Lorsqu'un présentateur de télévision d'État a interrogé lundi Maduro sur « ces chants de sirène sur une flotte de Marines qui vient terminer » avec son gouvernement, le président a déclaré que plus de 90% des Vénézuéliens rejetaient « les publicités et les menaces du gouvernement américain ». « Nous, Vénézuéliens, nous sommes dans notre propre loi et personne ne touche cette terre », a ajouté Maduro lors de son programme hebdomadaire.
Maduro a également rejeté les accusations de trafic de drogue des États-Unis et a assuré que le Venezuela, contrairement à la Colombie, est « sans les cultures de production de coca et de cocaïne ». De plus, il a indiqué que les crimes liés à la drogue sont le quart de travail de la Maison Blanche. « Ils ont changé le récit et n'accusent plus ceux qui veulent détruire les communistes. C'était l'accusation pendant l'Union soviétique », a déclaré Maduro. « Ils ne disent pas non plus que ce sont des terroristes … comme lorsqu'ils ont accusé l'Irak, l'Afghanistan et la Libye d'être des terroristes. Maintenant, l'accusation – je dirais extravagant – est le trafic de drogue. »
Samuel Moncada, ambassadeur du Venezuela aux Nations Unies, a rencontré jeudi le secrétaire général António Guterres et lui a demandé d'exhorter le gouvernement américain à arrêter «toutes ses actions et menaces hostiles» et respecter la souveraineté et l'intégrité territoriale du Venezuela.
L'annonce du déploiement américain a amené Maduro à invoquer les Vénézuéliens à rejoindre une milice volontaire visant à soutenir les forces armées en cas d'attaque. Pendant le week-end, des jours d'inscription ont été faits que le président a décrit comme un succès, bien qu'il n'ait pas fourni de chiffres de nouvelles recrues. Le gouvernement a prévu des événements d'enrôlement pour vendredi et samedi.

Le parti au pouvoir a longtemps jugé que la milice compte plus de 4,5 millions de membres, bien que ce chiffre ne soit pas plausible étant donné la chute du soutien populaire et la migration de millions de Vénézuéliens, y compris les partisans de Maturo, à la recherche d'une vie meilleure. Le nombre contraste avec les résultats des élections présidentielles de l'année dernière, au cours de laquelle le Conseil électoral national – affirmé au gouvernement – a déclaré que Maduro avait gagné avec 6,4 millions de voix, tandis que les minutes détaillées publiées par l'opposition ont montré qu'il avait perdu avec 3,4 millions de voix.
La chef de l'opposition, María Corina Machado, dont le représentant Edmundo González est reconnue par les États-Unis et plusieurs autres gouvernements tels que le vainqueur légitime des élections de 2024, est apparu aux Fox News Après l'annonce et remercié les responsables de l'administration Trump d'avoir adopté «la bonne approche, avec courage et clarté, envers la société pénale qui a pris le relais» du Venezuela. « Le moment du changement est venu », a déclaré Machado.
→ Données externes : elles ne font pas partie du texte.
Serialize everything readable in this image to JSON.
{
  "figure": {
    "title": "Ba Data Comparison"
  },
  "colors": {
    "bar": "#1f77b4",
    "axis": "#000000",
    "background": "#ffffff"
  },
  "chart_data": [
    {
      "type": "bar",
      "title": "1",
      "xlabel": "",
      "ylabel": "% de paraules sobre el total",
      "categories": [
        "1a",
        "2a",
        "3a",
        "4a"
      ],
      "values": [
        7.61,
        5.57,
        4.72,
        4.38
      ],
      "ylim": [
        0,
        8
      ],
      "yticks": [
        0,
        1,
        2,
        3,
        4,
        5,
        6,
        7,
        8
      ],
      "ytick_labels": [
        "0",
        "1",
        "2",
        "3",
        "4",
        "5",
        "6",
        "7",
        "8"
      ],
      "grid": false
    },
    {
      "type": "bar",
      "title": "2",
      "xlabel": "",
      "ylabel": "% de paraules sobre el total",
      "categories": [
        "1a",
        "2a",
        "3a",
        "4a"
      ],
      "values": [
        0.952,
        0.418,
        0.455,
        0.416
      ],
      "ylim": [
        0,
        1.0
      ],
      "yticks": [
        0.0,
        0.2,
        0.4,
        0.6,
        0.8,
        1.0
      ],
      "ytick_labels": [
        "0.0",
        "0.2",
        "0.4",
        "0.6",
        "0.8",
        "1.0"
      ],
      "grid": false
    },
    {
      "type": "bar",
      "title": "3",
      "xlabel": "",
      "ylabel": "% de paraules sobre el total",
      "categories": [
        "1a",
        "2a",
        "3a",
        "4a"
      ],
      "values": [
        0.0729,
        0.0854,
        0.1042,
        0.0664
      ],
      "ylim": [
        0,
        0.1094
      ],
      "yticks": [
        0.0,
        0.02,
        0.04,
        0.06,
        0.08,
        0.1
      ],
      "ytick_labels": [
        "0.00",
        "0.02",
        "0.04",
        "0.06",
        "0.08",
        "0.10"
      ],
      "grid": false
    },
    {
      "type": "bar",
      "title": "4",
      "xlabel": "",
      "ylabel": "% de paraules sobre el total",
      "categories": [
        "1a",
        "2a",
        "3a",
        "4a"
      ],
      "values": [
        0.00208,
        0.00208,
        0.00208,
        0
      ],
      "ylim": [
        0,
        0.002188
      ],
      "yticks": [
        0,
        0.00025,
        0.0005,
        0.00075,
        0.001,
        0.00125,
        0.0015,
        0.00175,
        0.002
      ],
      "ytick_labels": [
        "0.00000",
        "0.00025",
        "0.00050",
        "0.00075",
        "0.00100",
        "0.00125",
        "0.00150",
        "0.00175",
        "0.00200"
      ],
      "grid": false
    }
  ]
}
Dans son compte X, Machado a déclaré que les Vénézuéliens avaient « désobéi » le gouvernement en ne faisant pas l'appel de la milice le week-end dernier. « Les carrés vides du Venezuela annoncent aujourd'hui l'avenir qui approche », a-t-il écrit.
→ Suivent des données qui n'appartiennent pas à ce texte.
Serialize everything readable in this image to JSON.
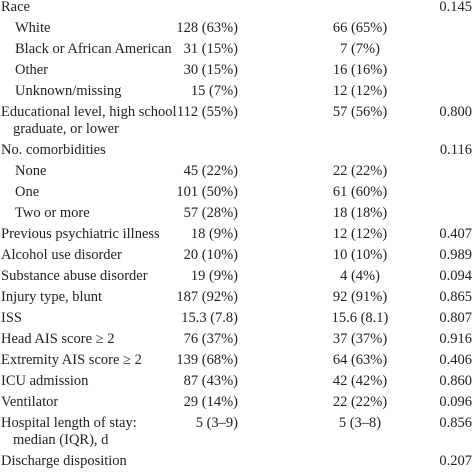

Sabatini, de Chatham House, a critiqué les chefs de l'opposition pour « manipuler cyniquement les espoirs des gens » et pour « retomber dans le piège qu'une invasion est imminente ». Selon Sabatini, l'opposition « a été garée à neutre » des élections présidentielles et cherche maintenant à capitaliser sur cette nouvelle opportunité.